Prior to the onset of World II, Smythe read Adolf Hitler’s Mein Kampf and believed a horrible scenario of enslavement and extermination awaited peoples of African ancestry should the Nazis prevail. With the backing of the colonial administration, he volunteered for service in the RAF. Of a group of ninety men, he was one of four to finish basic training to become a navigator. After a year of additional training, he was attached to a bomber squadron.
On November 18, 1942, on his twenty-eighth mission over Europe, his bomber was shot down and he was wounded in the groin and abdomen. Enemy troops found him hiding in a barn. Smythe later recalled, “The Germans couldn’t believe their eyes. I’m sure that’s what saved me from being shot immediately. To see a black man–an officer at that–was more than they could come to terms with. They just stood their gazing.”

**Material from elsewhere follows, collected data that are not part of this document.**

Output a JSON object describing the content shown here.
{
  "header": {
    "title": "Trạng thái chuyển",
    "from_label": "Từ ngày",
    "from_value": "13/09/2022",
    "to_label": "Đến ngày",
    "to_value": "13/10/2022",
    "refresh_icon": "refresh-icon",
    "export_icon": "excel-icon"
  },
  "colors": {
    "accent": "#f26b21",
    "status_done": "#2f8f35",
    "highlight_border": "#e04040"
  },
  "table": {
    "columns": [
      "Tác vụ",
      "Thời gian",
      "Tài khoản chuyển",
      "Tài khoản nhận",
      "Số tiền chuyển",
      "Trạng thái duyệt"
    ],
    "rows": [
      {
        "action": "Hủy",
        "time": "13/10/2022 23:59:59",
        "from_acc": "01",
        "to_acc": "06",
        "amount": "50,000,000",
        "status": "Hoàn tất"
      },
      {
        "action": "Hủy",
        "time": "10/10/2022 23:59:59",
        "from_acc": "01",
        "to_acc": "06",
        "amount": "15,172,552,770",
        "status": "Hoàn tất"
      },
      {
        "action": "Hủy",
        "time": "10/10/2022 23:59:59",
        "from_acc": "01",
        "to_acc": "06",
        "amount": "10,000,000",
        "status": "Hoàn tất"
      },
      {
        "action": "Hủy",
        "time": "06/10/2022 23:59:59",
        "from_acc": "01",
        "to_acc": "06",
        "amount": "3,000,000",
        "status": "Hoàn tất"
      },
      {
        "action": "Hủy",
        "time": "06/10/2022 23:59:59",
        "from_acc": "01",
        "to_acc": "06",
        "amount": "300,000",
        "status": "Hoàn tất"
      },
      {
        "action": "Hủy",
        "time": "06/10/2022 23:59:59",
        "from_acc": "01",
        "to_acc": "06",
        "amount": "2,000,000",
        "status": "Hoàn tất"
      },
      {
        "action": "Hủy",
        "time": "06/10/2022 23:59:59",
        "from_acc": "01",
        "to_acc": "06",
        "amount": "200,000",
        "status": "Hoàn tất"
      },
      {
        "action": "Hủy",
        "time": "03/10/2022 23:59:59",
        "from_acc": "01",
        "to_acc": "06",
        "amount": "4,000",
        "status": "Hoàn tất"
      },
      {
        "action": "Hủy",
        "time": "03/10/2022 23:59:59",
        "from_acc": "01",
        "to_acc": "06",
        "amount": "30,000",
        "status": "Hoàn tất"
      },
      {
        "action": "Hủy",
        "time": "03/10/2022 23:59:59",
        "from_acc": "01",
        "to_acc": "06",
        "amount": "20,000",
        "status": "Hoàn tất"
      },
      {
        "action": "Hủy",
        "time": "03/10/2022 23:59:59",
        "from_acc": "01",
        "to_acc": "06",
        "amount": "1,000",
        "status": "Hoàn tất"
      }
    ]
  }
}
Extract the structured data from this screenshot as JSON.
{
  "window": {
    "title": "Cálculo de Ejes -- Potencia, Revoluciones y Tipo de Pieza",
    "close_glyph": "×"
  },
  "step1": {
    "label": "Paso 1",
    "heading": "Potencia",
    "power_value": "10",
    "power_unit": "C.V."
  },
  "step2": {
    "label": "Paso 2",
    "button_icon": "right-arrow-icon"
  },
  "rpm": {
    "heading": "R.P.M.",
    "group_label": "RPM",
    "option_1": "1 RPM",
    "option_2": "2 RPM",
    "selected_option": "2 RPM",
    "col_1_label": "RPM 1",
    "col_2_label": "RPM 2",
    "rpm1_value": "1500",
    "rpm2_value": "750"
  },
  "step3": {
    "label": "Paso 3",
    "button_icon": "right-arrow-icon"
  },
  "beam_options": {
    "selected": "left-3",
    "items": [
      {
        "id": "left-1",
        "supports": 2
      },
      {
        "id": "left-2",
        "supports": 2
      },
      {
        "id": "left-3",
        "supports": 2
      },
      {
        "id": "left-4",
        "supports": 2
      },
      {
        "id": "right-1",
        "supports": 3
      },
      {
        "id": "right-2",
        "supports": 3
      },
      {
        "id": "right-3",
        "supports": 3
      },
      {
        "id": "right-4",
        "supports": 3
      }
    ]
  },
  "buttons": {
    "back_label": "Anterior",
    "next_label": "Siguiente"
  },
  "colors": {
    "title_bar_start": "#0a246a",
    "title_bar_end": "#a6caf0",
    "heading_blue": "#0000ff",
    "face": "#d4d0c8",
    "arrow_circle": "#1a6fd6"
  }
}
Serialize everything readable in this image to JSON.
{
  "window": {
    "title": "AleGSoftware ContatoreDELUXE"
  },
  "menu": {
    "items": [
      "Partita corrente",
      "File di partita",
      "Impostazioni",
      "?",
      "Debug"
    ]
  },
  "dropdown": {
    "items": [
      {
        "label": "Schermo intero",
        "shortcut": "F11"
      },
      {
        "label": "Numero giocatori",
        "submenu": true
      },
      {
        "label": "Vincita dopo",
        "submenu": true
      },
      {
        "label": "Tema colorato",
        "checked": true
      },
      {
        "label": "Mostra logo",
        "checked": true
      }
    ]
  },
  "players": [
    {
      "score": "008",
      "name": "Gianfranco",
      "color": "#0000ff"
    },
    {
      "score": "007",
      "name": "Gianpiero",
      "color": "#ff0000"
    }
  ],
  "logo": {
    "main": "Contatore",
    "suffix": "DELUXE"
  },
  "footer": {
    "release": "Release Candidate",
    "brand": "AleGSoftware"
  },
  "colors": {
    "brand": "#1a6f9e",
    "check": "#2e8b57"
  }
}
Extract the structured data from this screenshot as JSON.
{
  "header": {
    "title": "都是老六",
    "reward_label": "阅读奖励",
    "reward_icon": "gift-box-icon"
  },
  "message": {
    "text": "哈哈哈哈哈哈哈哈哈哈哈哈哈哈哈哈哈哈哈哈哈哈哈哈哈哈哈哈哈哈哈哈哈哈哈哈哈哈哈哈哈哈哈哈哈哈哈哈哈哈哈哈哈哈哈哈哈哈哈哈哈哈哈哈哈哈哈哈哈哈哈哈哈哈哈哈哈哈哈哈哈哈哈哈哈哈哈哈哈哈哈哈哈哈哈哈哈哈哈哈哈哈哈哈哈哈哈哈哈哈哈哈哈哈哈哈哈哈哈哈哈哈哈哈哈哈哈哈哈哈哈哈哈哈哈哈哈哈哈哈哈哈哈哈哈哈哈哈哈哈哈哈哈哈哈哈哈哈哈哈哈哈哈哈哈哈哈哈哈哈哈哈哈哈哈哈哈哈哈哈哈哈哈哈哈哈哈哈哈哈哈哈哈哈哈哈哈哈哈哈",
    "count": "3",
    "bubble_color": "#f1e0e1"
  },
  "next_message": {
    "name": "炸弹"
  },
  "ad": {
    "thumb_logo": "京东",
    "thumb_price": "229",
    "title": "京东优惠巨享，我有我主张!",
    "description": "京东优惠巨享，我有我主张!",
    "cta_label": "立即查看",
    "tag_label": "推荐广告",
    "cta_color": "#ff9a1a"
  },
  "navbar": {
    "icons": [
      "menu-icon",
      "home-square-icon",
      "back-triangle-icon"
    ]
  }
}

While spending the duration of the war at Stalag Luft I in northern Germany, he served on the escape committee to free white prisoners of war but did not attempt to escape himself. “I don’t think a six-foot-five black man would’ve got very far in Pomerania, somehow,” he said. Liberated by Russian soldiers in 1945 (they embraced him and gave him vodka), he received a hero’s welcome when he returned to Freetown. After the war, he worked as a military liaison officer in the Colonial Office; accompanied West Indian former military personnel and others to work in Britain; studied at the Inns of Court School of Law; and served in the RAF Reserve.
In 1951, Smythe became a practicing barrister. He married his Grenadian fiancée, Violet Wells Bain in London, and moved back to Freetown. In 1953, he represented the Sierra Leone Naval Volunteer Force at the coronation of Queen Elizabeth II. Having been a Queen’s counsel for several years, in 1961 he was appointed Solicitor General of the newly independent Republic of Sierra Leone. In 1978, Smythe was awarded the Order of the British Empire (OBE). Retired from public service in Sierra Leone, in 1993 he moved with his family to Britain.
John Smythe died in Thame, Oxfordshire on July 9, 1996 and was buried in St. Mary’s Church Cemetery. He was survived by his wife and five children. Smythe’s military record is a reminder of the contributions made by Britain’s Black colonials during World Wars I and II.